In the conical portion 21 a groove 23 is received, which is extended in a radial plane and which at one end is elongated V-shaped and then merges into a portion with parallel walls.

The bottom of the groove 23 is slightly helical so that the groove 23 has an increasing depth from the tip of the Vzet. and up to the position where the walls become parallel, after which the depth of the groove becomes constant. The track 23 has a largest cross-sectional area where the walls are parallel which is at least equal to the cross-sectional area 506 727 7 for the channels 17 and 18, which in turn are smaller than the cross-sectional area of the races 13 and 14.

The groove 23 does not extend completely around the circumferential surface of the conical portion 21 but a piece 24 is completely, which piece is there to completely shut off the connection between the channels 17 and 18. The shape of the groove may, of course, be different from that shown and described herein.

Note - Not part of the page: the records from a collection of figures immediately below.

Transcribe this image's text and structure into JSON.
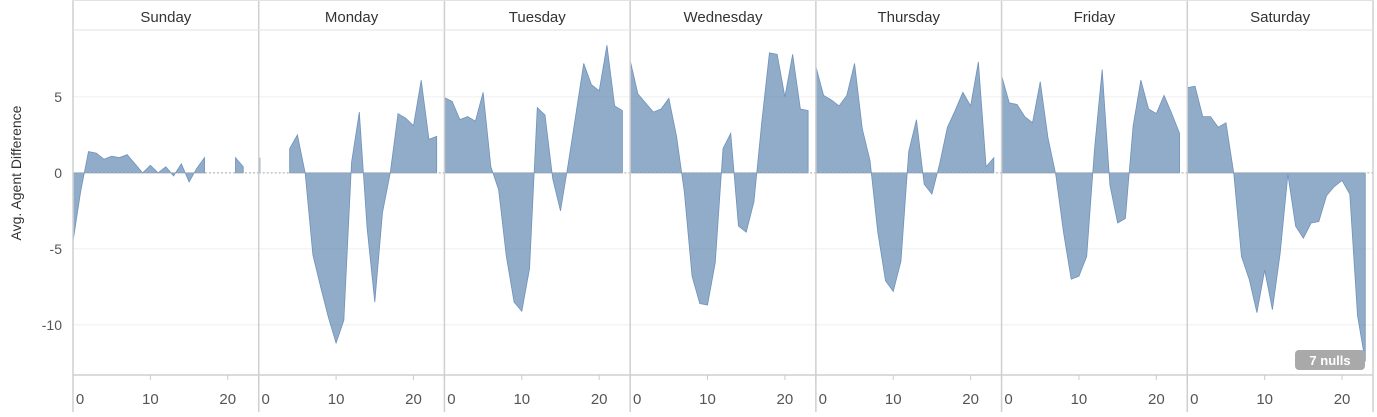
{
  "chart_data": {
    "type": "area",
    "title": "",
    "ylabel": "Avg. Agent Difference",
    "xlabel": "",
    "ylim": [
      -13.3,
      9.4
    ],
    "xlim": [
      0,
      24
    ],
    "yticks": [
      5,
      0,
      -5,
      -10
    ],
    "xticks": [
      0,
      10,
      20
    ],
    "grid": true,
    "fill_color": "#4e79a7",
    "null_indicator": "7 nulls",
    "x": [
      0,
      1,
      2,
      3,
      4,
      5,
      6,
      7,
      8,
      9,
      10,
      11,
      12,
      13,
      14,
      15,
      16,
      17,
      18,
      19,
      20,
      21,
      22,
      23
    ],
    "series": [
      {
        "name": "Sunday",
        "values": [
          -4.5,
          -1.2,
          1.4,
          1.3,
          0.9,
          1.1,
          1.0,
          1.2,
          0.6,
          0.0,
          0.5,
          0.0,
          0.4,
          -0.2,
          0.6,
          -0.6,
          0.3,
          1.0,
          null,
          null,
          null,
          1.0,
          0.4,
          null
        ]
      },
      {
        "name": "Monday",
        "values": [
          1.0,
          null,
          null,
          null,
          1.6,
          2.5,
          0.0,
          -5.4,
          -7.5,
          -9.5,
          -11.2,
          -9.7,
          0.7,
          4.0,
          -3.6,
          -8.5,
          -2.6,
          0.0,
          3.9,
          3.6,
          3.1,
          6.1,
          2.2,
          2.4
        ]
      },
      {
        "name": "Tuesday",
        "values": [
          4.95,
          4.7,
          3.5,
          3.7,
          3.4,
          5.3,
          0.4,
          -1.1,
          -5.5,
          -8.5,
          -9.1,
          -6.3,
          4.3,
          3.8,
          -0.4,
          -2.5,
          0.6,
          3.9,
          7.2,
          5.8,
          5.4,
          8.4,
          4.4,
          4.1
        ]
      },
      {
        "name": "Wednesday",
        "values": [
          7.4,
          5.2,
          4.6,
          4.0,
          4.2,
          4.9,
          2.4,
          -1.25,
          -6.8,
          -8.6,
          -8.7,
          -5.9,
          1.6,
          2.6,
          -3.5,
          -3.9,
          -1.9,
          3.3,
          7.9,
          7.8,
          5.0,
          7.8,
          4.2,
          4.1
        ]
      },
      {
        "name": "Thursday",
        "values": [
          7.0,
          5.1,
          4.8,
          4.4,
          5.1,
          7.2,
          2.9,
          0.8,
          -3.9,
          -7.1,
          -7.8,
          -5.8,
          1.4,
          3.5,
          -0.75,
          -1.4,
          0.6,
          3.0,
          4.1,
          5.3,
          4.4,
          7.3,
          0.4,
          1.0
        ]
      },
      {
        "name": "Friday",
        "values": [
          6.4,
          4.6,
          4.5,
          3.7,
          3.3,
          6.0,
          2.3,
          -0.1,
          -3.9,
          -7.0,
          -6.8,
          -5.5,
          1.5,
          6.8,
          -0.8,
          -3.3,
          -3.0,
          3.1,
          6.1,
          4.2,
          3.9,
          5.1,
          3.9,
          2.6
        ]
      },
      {
        "name": "Saturday",
        "values": [
          5.6,
          5.7,
          3.7,
          3.7,
          3.0,
          3.3,
          0.0,
          -5.5,
          -7.0,
          -9.2,
          -6.4,
          -9.0,
          -5.3,
          -0.1,
          -3.5,
          -4.3,
          -3.3,
          -3.2,
          -1.5,
          -0.9,
          -0.5,
          -1.4,
          -9.4,
          -12.4
        ]
      }
    ]
  }
}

The basic thing is that the track has a design from 0 to completely open, so that the choke in the shunt valve becomes stepless and easily adjustable.

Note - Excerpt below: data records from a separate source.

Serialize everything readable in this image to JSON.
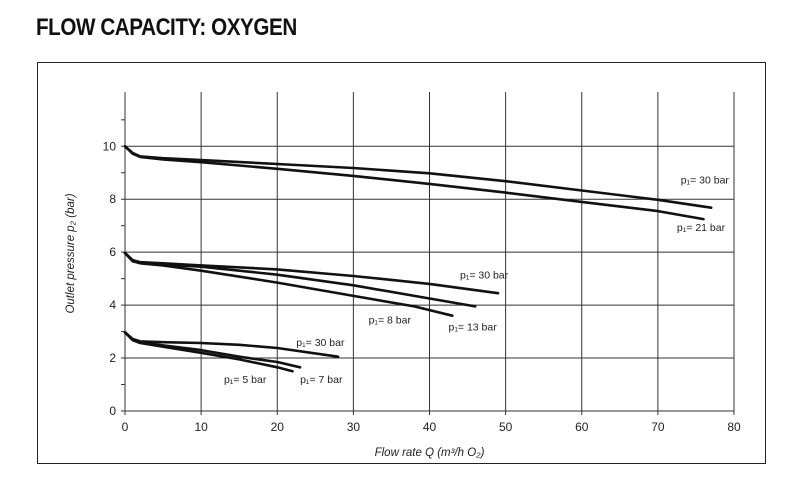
{
  "title": "FLOW CAPACITY: OXYGEN",
  "chart_data": {
    "type": "line",
    "title": "FLOW CAPACITY: OXYGEN",
    "xlabel": "Flow rate Q (m³/h O₂)",
    "ylabel": "Outlet pressure p₂ (bar)",
    "xlim": [
      0,
      80
    ],
    "ylim": [
      0,
      12
    ],
    "xticks": [
      0,
      10,
      20,
      30,
      40,
      50,
      60,
      70,
      80
    ],
    "yticks": [
      0,
      2,
      4,
      6,
      8,
      10
    ],
    "grid": true,
    "series": [
      {
        "name": "p₁= 30 bar",
        "label_at": [
          73,
          8.6
        ],
        "x": [
          0,
          1,
          2,
          5,
          10,
          20,
          30,
          40,
          50,
          60,
          70,
          77
        ],
        "y": [
          10.0,
          9.75,
          9.62,
          9.55,
          9.48,
          9.33,
          9.18,
          8.98,
          8.68,
          8.33,
          7.98,
          7.68
        ]
      },
      {
        "name": "p₁= 21 bar",
        "label_at": [
          72.5,
          6.8
        ],
        "x": [
          0,
          1,
          2,
          5,
          10,
          20,
          30,
          40,
          50,
          60,
          70,
          76
        ],
        "y": [
          10.0,
          9.72,
          9.6,
          9.5,
          9.4,
          9.15,
          8.88,
          8.58,
          8.25,
          7.9,
          7.55,
          7.25
        ]
      },
      {
        "name": "p₁= 30 bar",
        "label_at": [
          44,
          5.0
        ],
        "x": [
          0,
          1,
          2,
          5,
          10,
          20,
          30,
          40,
          49
        ],
        "y": [
          5.97,
          5.7,
          5.62,
          5.58,
          5.5,
          5.35,
          5.1,
          4.8,
          4.45
        ]
      },
      {
        "name": "p₁= 13 bar",
        "label_at": [
          42.5,
          3.05
        ],
        "x": [
          0,
          1,
          2,
          5,
          10,
          20,
          30,
          40,
          46
        ],
        "y": [
          5.97,
          5.68,
          5.6,
          5.54,
          5.45,
          5.15,
          4.75,
          4.25,
          3.95
        ]
      },
      {
        "name": "p₁= 8 bar",
        "label_at": [
          32,
          3.3
        ],
        "x": [
          0,
          1,
          2,
          5,
          10,
          20,
          30,
          38,
          43
        ],
        "y": [
          5.97,
          5.66,
          5.58,
          5.5,
          5.3,
          4.85,
          4.35,
          3.95,
          3.6
        ]
      },
      {
        "name": "p₁= 30 bar",
        "label_at": [
          22.5,
          2.45
        ],
        "x": [
          0,
          1,
          2,
          5,
          10,
          15,
          20,
          28
        ],
        "y": [
          2.97,
          2.72,
          2.63,
          2.6,
          2.57,
          2.5,
          2.38,
          2.05
        ]
      },
      {
        "name": "p₁= 7 bar",
        "label_at": [
          23,
          1.05
        ],
        "x": [
          0,
          1,
          2,
          5,
          10,
          15,
          20,
          23
        ],
        "y": [
          2.97,
          2.7,
          2.6,
          2.48,
          2.3,
          2.05,
          1.85,
          1.65
        ]
      },
      {
        "name": "p₁= 5 bar",
        "label_at": [
          13,
          1.05
        ],
        "x": [
          0,
          1,
          2,
          5,
          10,
          15,
          20,
          22
        ],
        "y": [
          2.97,
          2.68,
          2.57,
          2.43,
          2.2,
          1.95,
          1.65,
          1.5
        ]
      }
    ]
  }
}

The respiratory system operates mainly according to DT 25 43 266 A1. The sensor 2 registers the gas composition of both the exhaled and inhaled gases and presents the in a conventional manner. On the basis of these registrations as well as by observing the patient the person responsible for the patient's anesthesia can then regulate the addition of fresh gases, breathing rate, gas volumes and the like. Respiratory rate and volume are determined by operating the pump 9, which may be of the balloon type or a machine-driven pump.

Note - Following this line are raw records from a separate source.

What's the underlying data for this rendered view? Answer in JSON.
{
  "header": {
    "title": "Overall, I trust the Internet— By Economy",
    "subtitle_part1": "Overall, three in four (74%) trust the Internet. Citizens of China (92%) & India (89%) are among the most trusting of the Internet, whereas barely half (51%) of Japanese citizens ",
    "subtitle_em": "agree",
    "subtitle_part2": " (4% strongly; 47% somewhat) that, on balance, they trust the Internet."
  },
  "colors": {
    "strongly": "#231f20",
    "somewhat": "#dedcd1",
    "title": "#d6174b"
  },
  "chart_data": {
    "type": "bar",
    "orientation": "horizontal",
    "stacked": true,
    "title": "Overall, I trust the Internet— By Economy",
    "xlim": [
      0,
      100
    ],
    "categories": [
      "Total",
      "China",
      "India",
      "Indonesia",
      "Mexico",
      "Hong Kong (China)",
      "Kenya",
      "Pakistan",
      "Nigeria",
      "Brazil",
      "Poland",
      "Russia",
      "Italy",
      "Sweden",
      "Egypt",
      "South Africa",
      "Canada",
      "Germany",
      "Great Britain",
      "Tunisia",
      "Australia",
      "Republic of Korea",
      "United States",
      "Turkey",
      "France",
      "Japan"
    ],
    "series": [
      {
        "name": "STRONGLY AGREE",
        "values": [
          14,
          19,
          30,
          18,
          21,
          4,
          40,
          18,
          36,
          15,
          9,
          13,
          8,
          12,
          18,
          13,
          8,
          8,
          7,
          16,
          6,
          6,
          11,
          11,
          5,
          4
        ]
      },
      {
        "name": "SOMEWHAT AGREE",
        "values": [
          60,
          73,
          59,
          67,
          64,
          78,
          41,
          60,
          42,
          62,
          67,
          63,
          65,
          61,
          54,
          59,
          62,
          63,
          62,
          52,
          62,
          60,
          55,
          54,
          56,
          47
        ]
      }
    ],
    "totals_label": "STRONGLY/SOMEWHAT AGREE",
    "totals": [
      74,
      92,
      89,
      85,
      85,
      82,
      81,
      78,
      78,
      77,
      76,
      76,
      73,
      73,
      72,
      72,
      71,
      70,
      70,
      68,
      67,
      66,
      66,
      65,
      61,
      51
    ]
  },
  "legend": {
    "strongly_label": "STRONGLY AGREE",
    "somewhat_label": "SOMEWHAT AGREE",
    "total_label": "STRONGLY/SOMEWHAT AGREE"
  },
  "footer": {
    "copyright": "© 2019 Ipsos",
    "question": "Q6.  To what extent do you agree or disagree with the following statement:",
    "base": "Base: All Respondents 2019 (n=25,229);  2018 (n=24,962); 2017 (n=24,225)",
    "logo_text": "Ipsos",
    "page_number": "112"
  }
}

To achieve the desired addition of carbon dioxide gas to the inhaled air while maintaining of the desired low level of addition in the case of fresh gases, when the shunt valve ll is inserted parallel to the carbon dioxide absorber 5. By turning the knob 19 to the valve body 16 therein valve 11 according to the present invention so that it opens, an overflow of exhaled gases directly from line 3 to the inhaled gases in line 4. This overflow is determined partly by how much the shunt valve 11 is opened and partly by which resistance to the gas flow present in the absorber 5. How much carbon dioxide gas in the inhalation gases passing the sensor 2 are detected by this and the person in charge can then easily by turning the knob 19 regulate the shunming and thus the amount of carbon dioxide gas.

To a person skilled in the art, it is clear that the type of carbon dioxide absorber, which used, is irrelevant. The shunt valve shown and described in this application is a, which has been shown to have reliable function and easy adjustability. Also in other respects can the invention have different embodiments, but these are encompassed by the scope of protection of the appended claims the requirements.

Claims (3)

506 727 8 PATENT REQUIREMENTS Valve (11) for regulating the amount of flow per unit time, e.g. through a shunt line (10) included in a circulating type breathing system intended for use in connection with anesthesia apparatus, which shunt line (10) leads a portion of the breathing gases from the patient past a carbon dioxide absorber (5), characterized in that it comprises a valve housing (12) with a valve chamber (15), in which a valve body (16) of circular cross-section is rotatable, channels (17, 18) which connect the valve chamber (15) with lines (3, 4) for exhalation and inhalation gases, respectively. wherein the valve body (16) is provided with a groove (23) in a radial plane, which groove (23) encloses a part of the circumference of the valve body (16), is located opposite the openings of the channels (17, 18) into the valve chamber (15) and has a cross-sectional area increasing from one end. Valve according to claim 1, characterized in that the groove (23) from one end has a continuously increasing cross-sectional area up to approximately half the length of the groove (23) and then has a constant cross-sectional area. Valve according to claim 1 or 2, characterized in that the valve housing (12) comprises a passage (13, 14) passing therethrough, which connects at one end to the lines (3, 4) and at the other end leads to a carbon dioxide absorber (5). , _ whereby the channels (17, 18) open into the respective races (13, 14).